Metal-organic frameworks (MOF) are a diverse, highly tunable and porous materials class that are of interest across fields as diverse as energy conversion and storage, gas adsorption, and drug delivery. For electrochemical-based energy conversion and storage and catalytic applications, there is need to understand the nature of the MOF interface with electrolyte solutions. Here, we develop and implement a series of equilibrium and non-equilibrium molecular dynamics (MD) simulations to elucidate the interfacial interactions that take place at the MOF-solution interface.
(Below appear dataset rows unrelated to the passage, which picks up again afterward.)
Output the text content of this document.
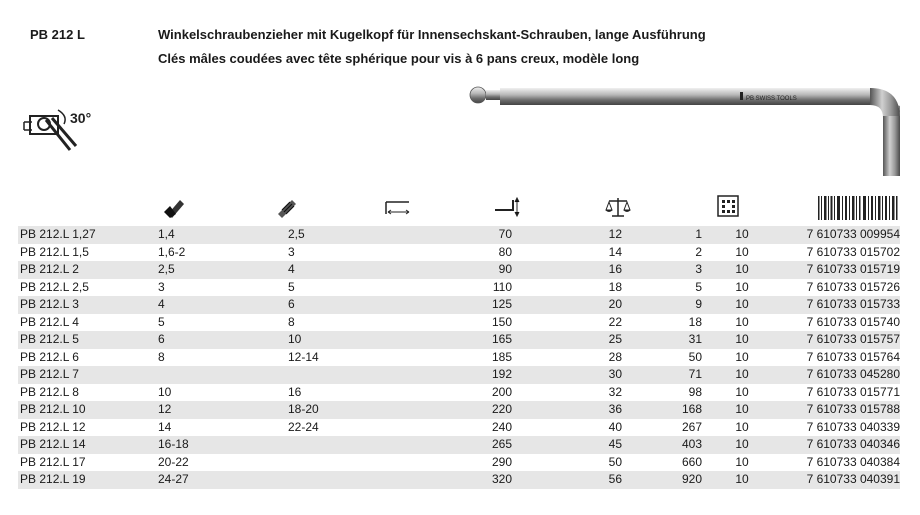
PB 212 L	Winkelschraubenzieher mit Kugelkopf für Innensechskant-Schrauben, lange Ausführung
Clés mâles coudées avec tête sphérique pour vis à 6 pans creux, modèle long
30°
PB SWISS TOOLS
PB 212.L 1,27	1,4	2,5		70	12	1	10	7 610733 009954
PB 212.L 1,5	1,6-2	3		80	14	2	10	7 610733 015702
PB 212.L 2	2,5	4		90	16	3	10	7 610733 015719
PB 212.L 2,5	3	5		110	18	5	10	7 610733 015726
PB 212.L 3	4	6		125	20	9	10	7 610733 015733
PB 212.L 4	5	8		150	22	18	10	7 610733 015740
PB 212.L 5	6	10		165	25	31	10	7 610733 015757
PB 212.L 6	8	12-14		185	28	50	10	7 610733 015764
PB 212.L 7				192	30	71	10	7 610733 045280
PB 212.L 8	10	16		200	32	98	10	7 610733 015771
PB 212.L 10	12	18-20		220	36	168	10	7 610733 015788
PB 212.L 12	14	22-24		240	40	267	10	7 610733 040339
PB 212.L 14	16-18			265	45	403	10	7 610733 040346
PB 212.L 17	20-22			290	50	660	10	7 610733 040384
PB 212.L 19	24-27			320	56	920	10	7 610733 040391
As a paradigmatic MOF, we examine the interface of the zeolitic imidazolate framework 8 (ZIF-8) MOF with acetonitrile-based electrolyte solutions. The electrolyte salts include LiPF₆, and TEMPO (2,2,6,6-tetramethyl-1-piperidinyloxy)-PF₆, and mixtures thereof; the latter two models use TEMPO to represent an electroactive molecule undergoing charge/discharge. To expedite the model throughput, we also report on the development of QSolFlow (QSF), a Python platform to automate MD simulations by creating a high throughput, highly parallelized, MD workflow. QSF allows for rapid generation of MD-derived data that can be used to facilitate the generation of chemical descriptors for machine learning models.